È evidente che Steinbeck, non avendo provato gli orrori di cui narra, scivola nell’accademia e la sua fatica appare programmatica, nient’affatto suggerita da un’urgenza poetica: eppure la «situazione» poteva offrire molti appigli. Steinbeck è lo Hemingway dei pigri, uno scrittore che nasconde assai bene la sua pigrizia sotto il manto di uno zelo eccessivo e puntualissimo. Egli ha lavorato per la propaganda, ma ad orecchio, per un pubblico dozzinale. Ha scritto La luna è tramontata senza farci vedere la Norvegia, senza credere alla sua esistenza, come invece Hemingway seppe fare a proposito della Spagna. Sarei curioso di assistere ad una rappresentazione de La luna è tramontata in un teatro norvegese. Probabilmente gli spettatori norvegesi non riuscirebbero a chiudere in quello schema gentilmente predisposto a loro gloria e per la loro commozione un bagaglio pesante e vivo come la loro esperienza, forse ancora inadatto alla manipolazione artistica. Ricordiamo qui per inciso come, a descrivere con più disinvolto distacco la prima guerra mondiale sullo schermo, furono proprio gli americani, che gli orrori della guerra avevano sofferto molto meno degli europei.
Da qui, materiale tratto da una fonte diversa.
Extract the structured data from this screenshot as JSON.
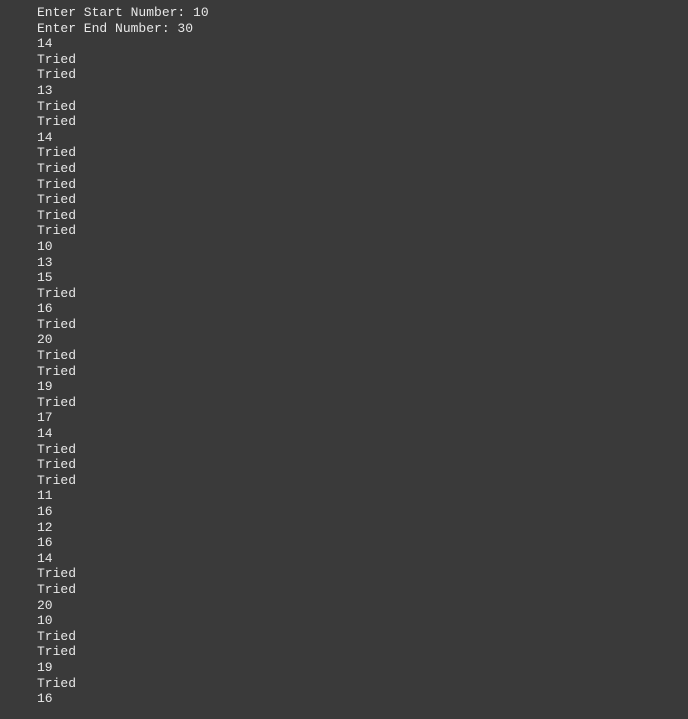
{
  "console": {
    "lines": [
      "Enter Start Number: 10",
      "Enter End Number: 30",
      "14",
      "Tried",
      "Tried",
      "13",
      "Tried",
      "Tried",
      "14",
      "Tried",
      "Tried",
      "Tried",
      "Tried",
      "Tried",
      "Tried",
      "10",
      "13",
      "15",
      "Tried",
      "16",
      "Tried",
      "20",
      "Tried",
      "Tried",
      "19",
      "Tried",
      "17",
      "14",
      "Tried",
      "Tried",
      "Tried",
      "11",
      "16",
      "12",
      "16",
      "14",
      "Tried",
      "Tried",
      "20",
      "10",
      "Tried",
      "Tried",
      "19",
      "Tried",
      "16"
    ]
  }
}
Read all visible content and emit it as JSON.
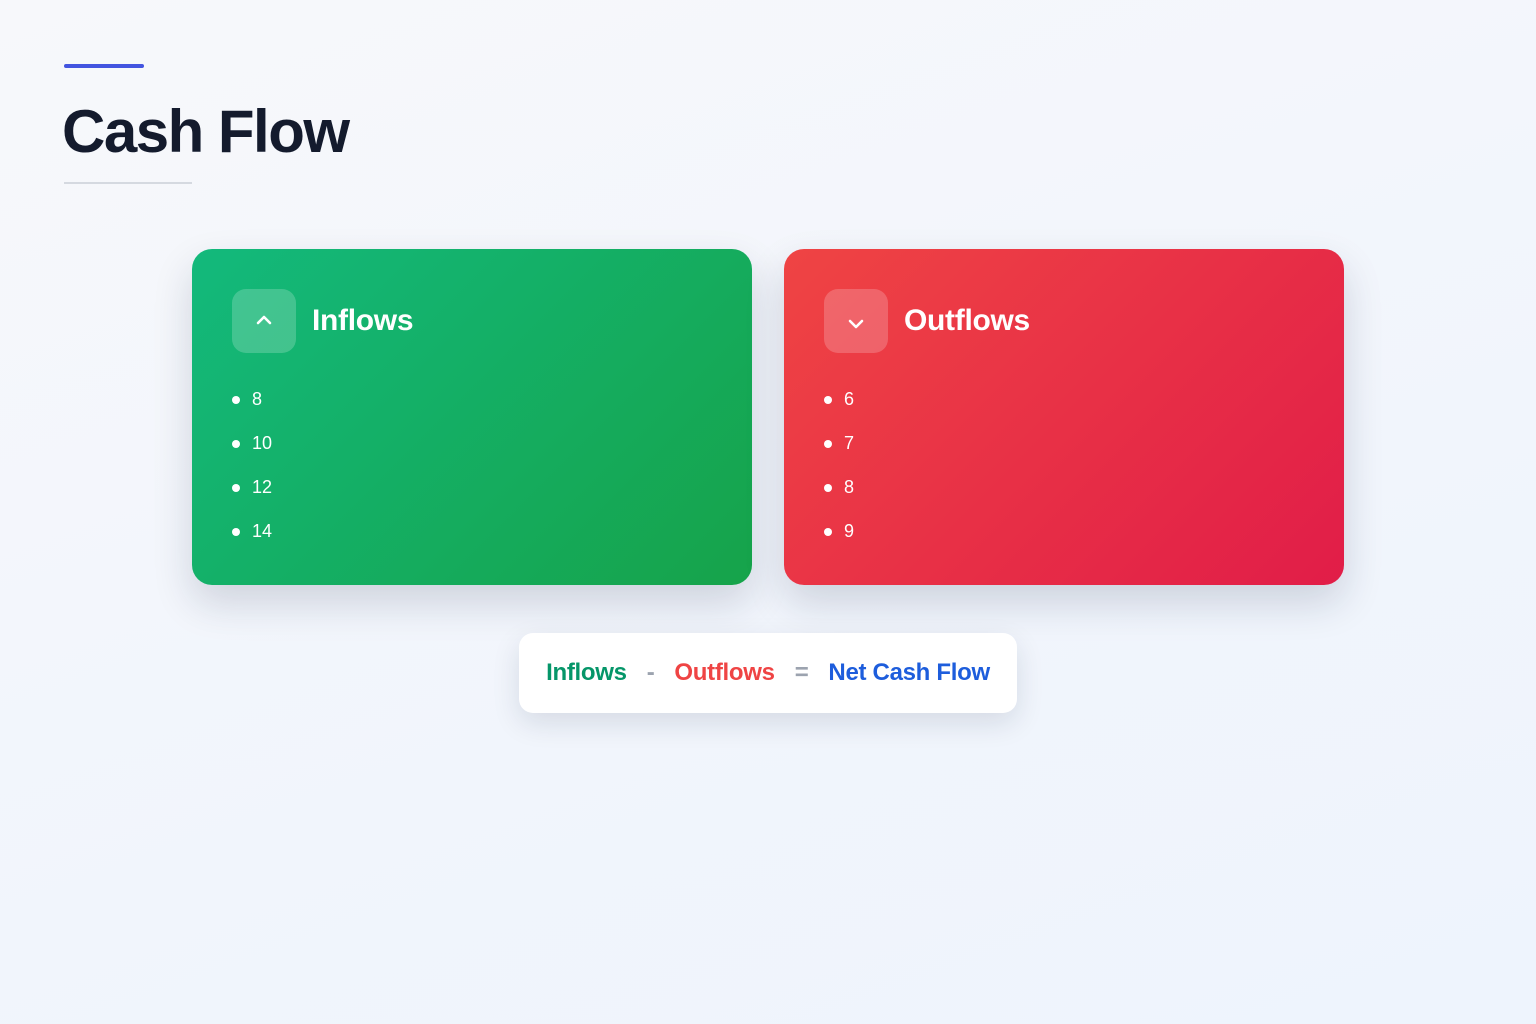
{
  "page": {
    "title": "Cash Flow"
  },
  "inflows": {
    "title": "Inflows",
    "icon": "chevron-up-icon",
    "color": "#16a34a",
    "items": [
      "8",
      "10",
      "12",
      "14"
    ]
  },
  "outflows": {
    "title": "Outflows",
    "icon": "chevron-down-icon",
    "color": "#e11d48",
    "items": [
      "6",
      "7",
      "8",
      "9"
    ]
  },
  "formula": {
    "term1": "Inflows",
    "op1": "-",
    "term2": "Outflows",
    "op2": "=",
    "result": "Net Cash Flow",
    "colors": {
      "inflows": "#059669",
      "outflows": "#ef4444",
      "result": "#1d5ddc",
      "operator": "#9ca3af"
    }
  }
}
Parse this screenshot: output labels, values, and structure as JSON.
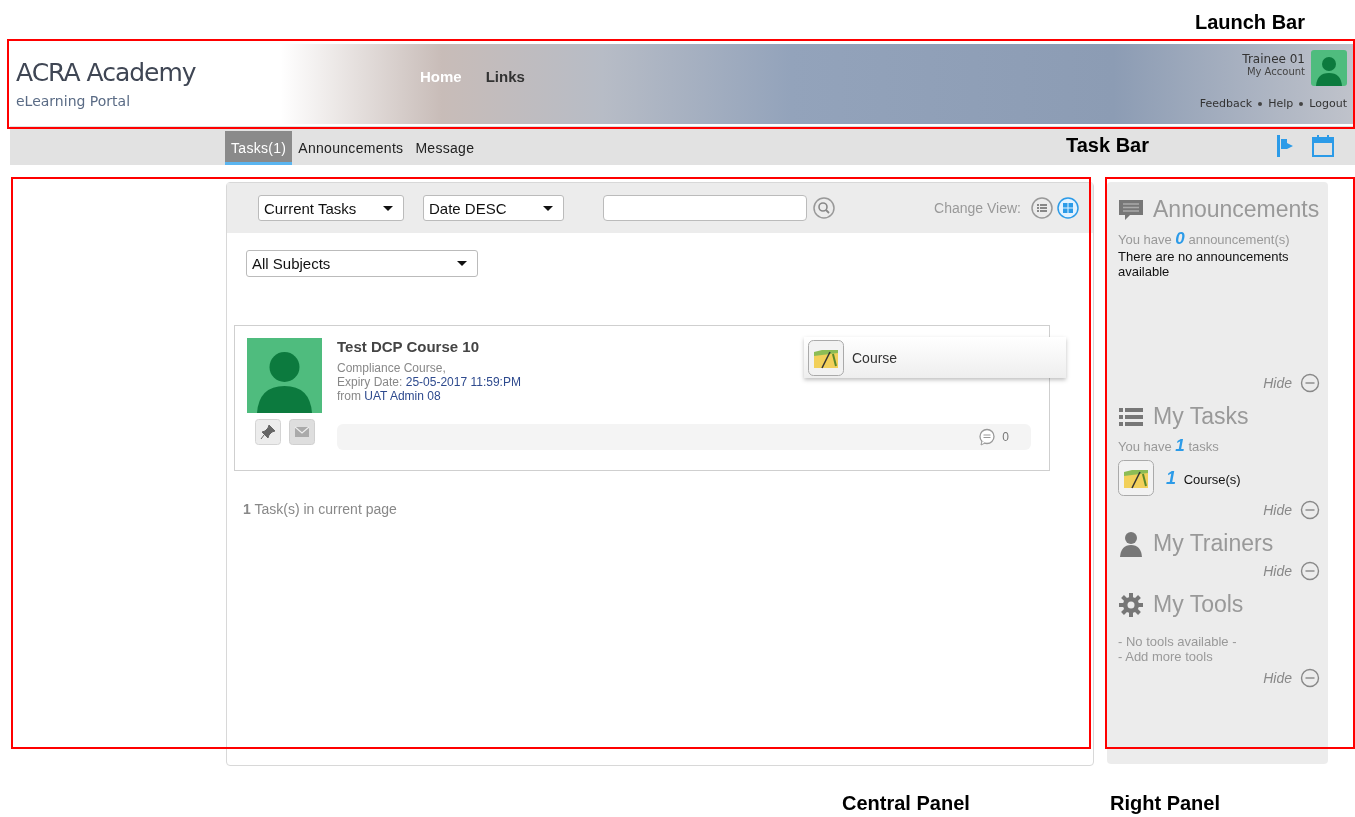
{
  "annotations": [
    {
      "kind": "launch_bar",
      "label": "Launch Bar"
    },
    {
      "kind": "task_bar",
      "label": "Task Bar"
    },
    {
      "kind": "central_panel",
      "label": "Central Panel"
    },
    {
      "kind": "right_panel",
      "label": "Right Panel"
    }
  ],
  "launch_bar": {
    "logo_title": "ACRA Academy",
    "logo_subtitle": "eLearning Portal",
    "nav": [
      {
        "label": "Home",
        "selected": true
      },
      {
        "label": "Links",
        "selected": false
      }
    ],
    "user": {
      "name": "Trainee 01",
      "account_link": "My Account"
    },
    "links": [
      "Feedback",
      "Help",
      "Logout"
    ]
  },
  "task_bar": {
    "tabs": [
      {
        "label": "Tasks(1)",
        "selected": true
      },
      {
        "label": "Announcements",
        "selected": false
      },
      {
        "label": "Message",
        "selected": false
      }
    ]
  },
  "central_panel": {
    "filters": [
      {
        "value": "Current Tasks"
      },
      {
        "value": "Date DESC"
      }
    ],
    "change_view": {
      "label": "Change View:",
      "views": [
        {
          "kind": "list",
          "selected": false
        },
        {
          "kind": "grid",
          "selected": true
        }
      ]
    },
    "subject_filter": {
      "value": "All Subjects"
    },
    "tasks": [
      {
        "title": "Test DCP Course 10",
        "type": "Compliance Course,",
        "expiry_label": "Expiry Date:",
        "expiry": "25-05-2017 11:59:PM",
        "from_label": "from",
        "from": "UAT Admin 08",
        "comments": "0",
        "badge": "Course"
      }
    ],
    "footer": {
      "count": "1",
      "text": "Task(s) in current page"
    }
  },
  "right_panel": {
    "sections": [
      {
        "kind": "announcements",
        "title": "Announcements",
        "pre": "You have",
        "count": "0",
        "post": "announcement(s)",
        "message": "There are no announcements available",
        "hide": "Hide"
      },
      {
        "kind": "tasks",
        "title": "My Tasks",
        "pre": "You have",
        "count": "1",
        "post": "tasks",
        "items": [
          {
            "count": "1",
            "label": "Course(s)"
          }
        ],
        "hide": "Hide"
      },
      {
        "kind": "trainers",
        "title": "My Trainers",
        "hide": "Hide"
      },
      {
        "kind": "tools",
        "title": "My Tools",
        "lines": [
          "- No tools available -",
          "- Add more tools"
        ],
        "hide": "Hide"
      }
    ]
  }
}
I prigionieri dell’oceano (titolo originale: Lifeboat), è stato tratto da un romanzo.* Steinbeck scrive i suoi romanzi tenendo già presente la versione cinematografica e la versione teatrale. Non vuol perdere un minuto di tempo, né una lira di diritti d’autore. In questo caso la versione teatrale era esclusa, per colpa dell’oceano che è un personaggio indispensabile. In compenso la versione cinematografica ha risentito molto del romanzo, ed è questo il suo massimo torto. Steinbeck, stavamo per dire la Ditta Steinbeck, non ha fornito a Hitchcock che della cattiva letteratura, che dei surplus di guerra. Hitchcock (si scrive proprio così?), glieli ha restituiti molto ben cotti, ma senza assumere responsabilità. Melanconico destino di questo regista veramente sottile e beneducato, che si trova sempre a dover scusare le grossolanità altrui.
*In realtà da un soggetto originale.